9. Gelet op het voorgaande is er aanleiding om verweerder als in het ongelijk gestelde partij te veroordelen in de kosten die eiser in verband met de behandeling van het beroep bij de rechtbank redelijkerwijs heeft moeten maken. Deze kosten zijn op de voet van het bepaalde in het Besluit proceskosten bestuursrecht vastgesteld op € 805,-- als kosten van verleende rechtsbijstand (1 punt voor het beroepschrift, 1 punt voor het verschijnen ter zitting, 0,5 punt voor het verschijnen ter nadere zitting; waarde per punt € 322,--, wegingsfactor 1).

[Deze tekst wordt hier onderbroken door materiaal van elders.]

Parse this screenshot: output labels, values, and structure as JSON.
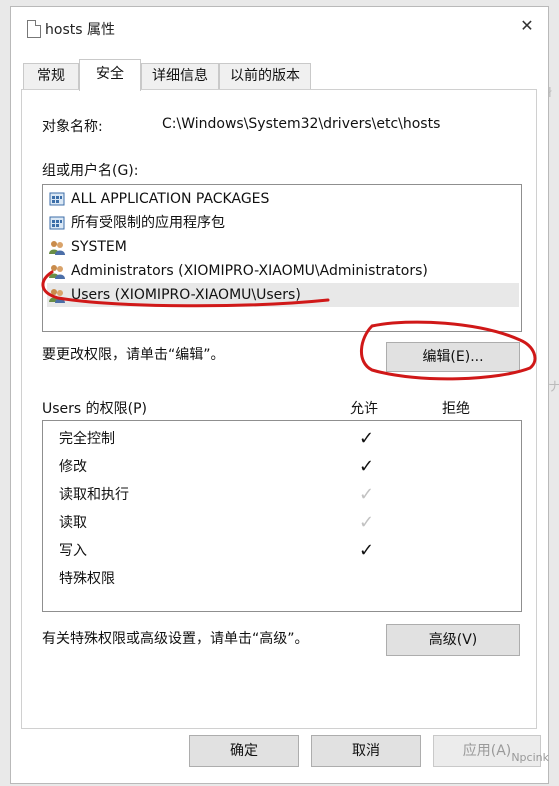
{
  "window": {
    "title": "hosts 属性",
    "close_glyph": "✕"
  },
  "tabs": [
    {
      "label": "常规",
      "active": false
    },
    {
      "label": "安全",
      "active": true
    },
    {
      "label": "详细信息",
      "active": false
    },
    {
      "label": "以前的版本",
      "active": false
    }
  ],
  "security": {
    "object_label": "对象名称:",
    "object_value": "C:\\Windows\\System32\\drivers\\etc\\hosts",
    "groups_label": "组或用户名(G):",
    "groups": [
      {
        "name": "ALL APPLICATION PACKAGES",
        "icon": "package-group-icon"
      },
      {
        "name": "所有受限制的应用程序包",
        "icon": "package-group-icon"
      },
      {
        "name": "SYSTEM",
        "icon": "users-group-icon"
      },
      {
        "name": "Administrators (XIOMIPRO-XIAOMU\\Administrators)",
        "icon": "users-group-icon"
      },
      {
        "name": "Users (XIOMIPRO-XIAOMU\\Users)",
        "icon": "users-group-icon",
        "selected": true
      }
    ],
    "edit_hint": "要更改权限，请单击“编辑”。",
    "edit_button": "编辑(E)...",
    "perm_label": "Users 的权限(P)",
    "allow_header": "允许",
    "deny_header": "拒绝",
    "permissions": [
      {
        "name": "完全控制",
        "allow": "checked"
      },
      {
        "name": "修改",
        "allow": "checked"
      },
      {
        "name": "读取和执行",
        "allow": "inherited"
      },
      {
        "name": "读取",
        "allow": "inherited"
      },
      {
        "name": "写入",
        "allow": "checked"
      },
      {
        "name": "特殊权限",
        "allow": "none"
      }
    ],
    "check_glyph": "✓",
    "advanced_hint": "有关特殊权限或高级设置，请单击“高级”。",
    "advanced_button": "高级(V)"
  },
  "footer": {
    "ok": "确定",
    "cancel": "取消",
    "apply": "应用(A)"
  },
  "watermark": "Npcink",
  "colors": {
    "annotation_red": "#d01818",
    "selected_row": "#e8e8e8"
  }
}
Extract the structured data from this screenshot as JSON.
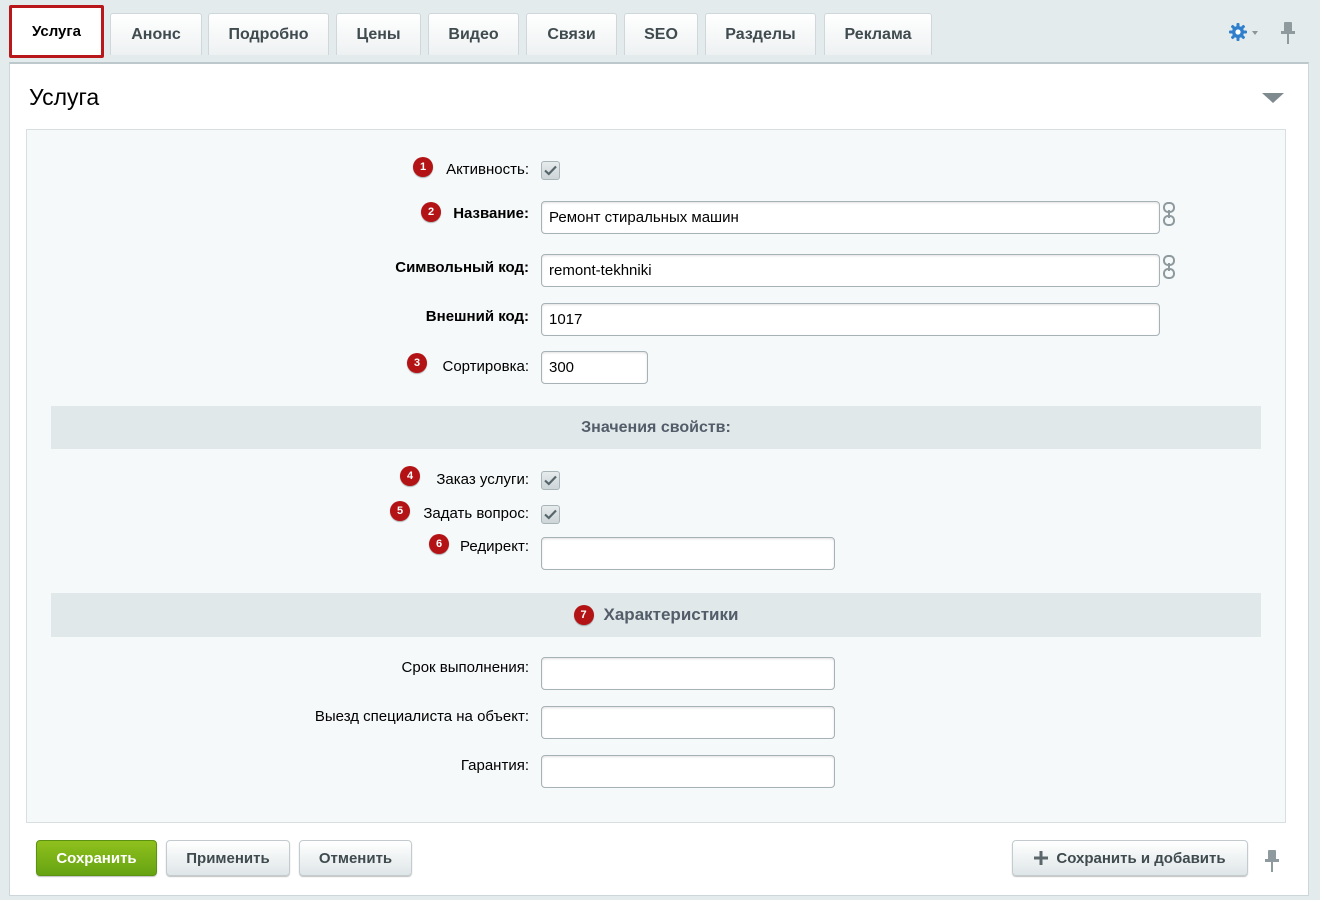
{
  "tabs": [
    {
      "label": "Услуга",
      "active": true
    },
    {
      "label": "Анонс"
    },
    {
      "label": "Подробно"
    },
    {
      "label": "Цены"
    },
    {
      "label": "Видео"
    },
    {
      "label": "Связи"
    },
    {
      "label": "SEO"
    },
    {
      "label": "Разделы"
    },
    {
      "label": "Реклама"
    }
  ],
  "toolbar": {
    "settings_icon": "gear-icon",
    "pin_icon": "pin-icon"
  },
  "section": {
    "title": "Услуга"
  },
  "fields": {
    "active": {
      "badge": "1",
      "label": "Активность:",
      "checked": true
    },
    "name": {
      "badge": "2",
      "label": "Название:",
      "value": "Ремонт стиральных машин"
    },
    "code": {
      "label": "Символьный код:",
      "value": "remont-tekhniki"
    },
    "external_code": {
      "label": "Внешний код:",
      "value": "1017"
    },
    "sort": {
      "badge": "3",
      "label": "Сортировка:",
      "value": "300"
    }
  },
  "properties": {
    "header": "Значения свойств:",
    "order": {
      "badge": "4",
      "label": "Заказ услуги:",
      "checked": true
    },
    "question": {
      "badge": "5",
      "label": "Задать вопрос:",
      "checked": true
    },
    "redirect": {
      "badge": "6",
      "label": "Редирект:",
      "value": ""
    }
  },
  "characteristics": {
    "badge": "7",
    "header": "Характеристики",
    "term": {
      "label": "Срок выполнения:",
      "value": ""
    },
    "visit": {
      "label": "Выезд специалиста на объект:",
      "value": ""
    },
    "warranty": {
      "label": "Гарантия:",
      "value": ""
    }
  },
  "footer": {
    "save": "Сохранить",
    "apply": "Применить",
    "cancel": "Отменить",
    "save_add": "Сохранить и добавить"
  },
  "colors": {
    "accent_red": "#b8171b",
    "save_green": "#7db218",
    "gear_blue": "#2f7fcc"
  }
}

10. Op grond van het bepaalde in artikel 8:74 Awb wijst de rechtbank de Staat der Nederlanden aan als rechtspersoon ter vergoeding van het door eiser betaalde griffierecht.
V. BESLISSING
De rechtbank
1. verklaart het beroep gegrond;
2. vernietigt het bestreden besluit;
3. bepaalt dat verweerder een nieuw besluit neemt met inachtneming van deze
uitspraak;
4. veroordeelt verweerder in de proceskosten, begroot op € 805,-- (zegge: achthonderd
en vijf euro), te betalen door de Staat der Nederlanden aan de griffier;
5. wijst de Staat der Nederlanden aan als rechtspersoon ter vergoeding van het door
eiser betaalde griffierecht ad € 102,10 (zegge: honderdtwee euro en tien cent).
Gewezen door mr. H.G. Schoots, voorzitter, mr. W.J. van Bennekom en mr. H.B. van Gijn, rechters, in tegenwoordigheid van mr. H.F. Koenis, griffier, en openbaar gemaakt op: 19 juni 2003
De griffier, De voorzitter,
Afschrift verzonden op:19 juni 2003
Conc: LS/HK
Coll:
Bp: -
D:
Tegen deze uitspraak staat geen hoger beroep open.